Defining Archetypes #3: Approaching a Clustering Analysis with a Season worth of Data

Describing the basic issues when using Clustering Analysis with a bigger dataset and a possible solution in the context of Legends of Runeterra decks.

Valentino (Legna) Vazzoler
12-25-2021

Introduction

In the previous article/analysis on defining archetypes we introduced the basic theory of Cluster Analysis (CA) and applied to a simple toy-example of Legends of Runeterra (LoR) decks.

We introduced the general theory along side a few widely-used algorithms and some of the “newer” ones like Density-Based Spatial Clustering of Applications with Noise (DBSCAN) and Affinity Propagation Clustering (APcluster).

The example was tailored to give a general idea about the methods, some of their strong point and also potential weaknesses with this specific context of analysing LoR decks.

As the previous analysis was mostly based around the basic approach to the methods and a well defined example it can’t translate directly to a generalized use with the commonly analysed data like the weekly reports.

For now, we want to continue to use the Cluster Analysis but this times applied to a set of data on a scale more similar to a real-case-study. To do this we first need to solve a couple of issues related to the scale of the algorithms at hand.

An Engineering Problem

What are the main issue when switching to data from a real-case study? Mostly the impact of the amount of decks to use with the resulting computational load. Also the dirtiness of the data resulting from not having a clean dataset, but that is to be expected.

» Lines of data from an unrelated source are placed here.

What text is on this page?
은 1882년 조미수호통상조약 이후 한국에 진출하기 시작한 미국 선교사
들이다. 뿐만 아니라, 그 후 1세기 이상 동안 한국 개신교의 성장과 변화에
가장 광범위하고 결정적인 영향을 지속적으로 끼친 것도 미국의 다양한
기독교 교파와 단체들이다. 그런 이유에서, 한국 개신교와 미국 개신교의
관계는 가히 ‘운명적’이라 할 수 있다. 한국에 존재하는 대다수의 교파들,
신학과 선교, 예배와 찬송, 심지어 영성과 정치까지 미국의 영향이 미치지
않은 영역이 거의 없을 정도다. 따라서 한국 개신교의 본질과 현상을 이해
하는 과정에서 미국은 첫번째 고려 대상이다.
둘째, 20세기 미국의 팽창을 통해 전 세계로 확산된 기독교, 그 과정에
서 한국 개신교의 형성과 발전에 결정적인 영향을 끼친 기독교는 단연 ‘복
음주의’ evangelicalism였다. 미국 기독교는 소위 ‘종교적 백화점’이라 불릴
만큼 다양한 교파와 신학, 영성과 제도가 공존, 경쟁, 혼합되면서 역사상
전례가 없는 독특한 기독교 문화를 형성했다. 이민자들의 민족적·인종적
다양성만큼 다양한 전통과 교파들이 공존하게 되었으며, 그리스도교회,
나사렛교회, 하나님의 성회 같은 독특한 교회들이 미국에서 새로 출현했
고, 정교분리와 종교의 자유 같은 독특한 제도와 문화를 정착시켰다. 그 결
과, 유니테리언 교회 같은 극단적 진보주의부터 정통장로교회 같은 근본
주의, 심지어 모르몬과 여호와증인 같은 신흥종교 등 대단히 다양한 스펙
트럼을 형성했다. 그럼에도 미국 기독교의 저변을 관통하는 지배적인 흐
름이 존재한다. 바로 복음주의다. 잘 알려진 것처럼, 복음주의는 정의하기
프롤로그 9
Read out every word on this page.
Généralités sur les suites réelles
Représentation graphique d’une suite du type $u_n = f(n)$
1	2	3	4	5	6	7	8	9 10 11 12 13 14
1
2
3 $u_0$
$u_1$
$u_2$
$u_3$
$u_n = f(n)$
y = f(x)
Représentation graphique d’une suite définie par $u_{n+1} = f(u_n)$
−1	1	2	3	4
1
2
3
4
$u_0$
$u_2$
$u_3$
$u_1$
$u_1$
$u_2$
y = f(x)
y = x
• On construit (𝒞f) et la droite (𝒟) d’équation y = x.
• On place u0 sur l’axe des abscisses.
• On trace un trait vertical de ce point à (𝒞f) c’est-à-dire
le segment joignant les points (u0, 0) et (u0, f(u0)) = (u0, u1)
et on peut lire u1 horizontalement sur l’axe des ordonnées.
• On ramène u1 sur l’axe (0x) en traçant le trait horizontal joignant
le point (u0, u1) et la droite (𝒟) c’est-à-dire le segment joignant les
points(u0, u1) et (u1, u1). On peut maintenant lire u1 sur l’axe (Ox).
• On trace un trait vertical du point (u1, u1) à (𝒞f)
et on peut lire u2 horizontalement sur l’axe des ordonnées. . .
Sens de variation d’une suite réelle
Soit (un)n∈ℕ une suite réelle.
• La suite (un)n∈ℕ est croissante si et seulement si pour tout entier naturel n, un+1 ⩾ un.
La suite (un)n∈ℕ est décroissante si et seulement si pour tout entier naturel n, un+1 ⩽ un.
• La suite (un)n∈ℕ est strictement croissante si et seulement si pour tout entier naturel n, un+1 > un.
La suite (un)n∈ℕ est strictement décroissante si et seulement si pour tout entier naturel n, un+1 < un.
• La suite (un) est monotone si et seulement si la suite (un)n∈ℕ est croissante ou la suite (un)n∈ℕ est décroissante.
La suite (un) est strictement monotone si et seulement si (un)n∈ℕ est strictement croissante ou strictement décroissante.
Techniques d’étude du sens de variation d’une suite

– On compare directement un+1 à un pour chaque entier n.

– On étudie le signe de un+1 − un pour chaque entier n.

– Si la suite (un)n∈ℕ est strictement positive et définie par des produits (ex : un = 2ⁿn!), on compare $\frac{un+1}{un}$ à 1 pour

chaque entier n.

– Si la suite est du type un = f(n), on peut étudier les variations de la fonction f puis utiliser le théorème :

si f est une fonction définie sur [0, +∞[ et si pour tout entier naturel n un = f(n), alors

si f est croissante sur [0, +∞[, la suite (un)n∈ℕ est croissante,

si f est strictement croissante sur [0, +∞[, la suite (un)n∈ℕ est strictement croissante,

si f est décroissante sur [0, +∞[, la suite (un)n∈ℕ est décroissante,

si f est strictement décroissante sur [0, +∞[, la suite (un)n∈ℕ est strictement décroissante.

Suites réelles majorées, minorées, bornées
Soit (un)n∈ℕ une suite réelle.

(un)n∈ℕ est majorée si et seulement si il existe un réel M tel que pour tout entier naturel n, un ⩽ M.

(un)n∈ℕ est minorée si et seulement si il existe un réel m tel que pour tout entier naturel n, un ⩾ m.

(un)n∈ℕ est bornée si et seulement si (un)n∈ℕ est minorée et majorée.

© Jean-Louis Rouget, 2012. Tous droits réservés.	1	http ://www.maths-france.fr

Distance matrices and consequently all algorithm derived by them have a quadratic growth \(O(n^2)\) so scalability is a problem, even more so as this project to “define archetypes” is not meant to be purely theoretical. The aim of this project is to also apply it to the collected data and provide the results, be it in the reports or any other content so time has to be considered.

Yet, creating distance matrices at high dimension is not feasible even assuming the analysis is self contained and we have an infinite amount of time to compute the distances. Time is not the only factor, Space is too and probably it is even more important to find a way to solve it. One may not be used to these context so let us give some numbers of the problem at hand.

At the moment of the writing of this article our Deck’s dataset is made of about 1M decks 1. The dataset contains only 40-cards decks which has been played in Constructed or PvP modes.

Realistically, we would never try to works with all of them at the same time, at least not when using a cluster analysis (CA). A more appropriate time-frame can be a single competitive Season and restrict ourselves only to the decks played around that time.

To give a reference of a ‘real-case’ number, the Between Worlds (S10) Season which lasted from patch 2.18 to 2.20 featured at Master rank ~42000 unique decks.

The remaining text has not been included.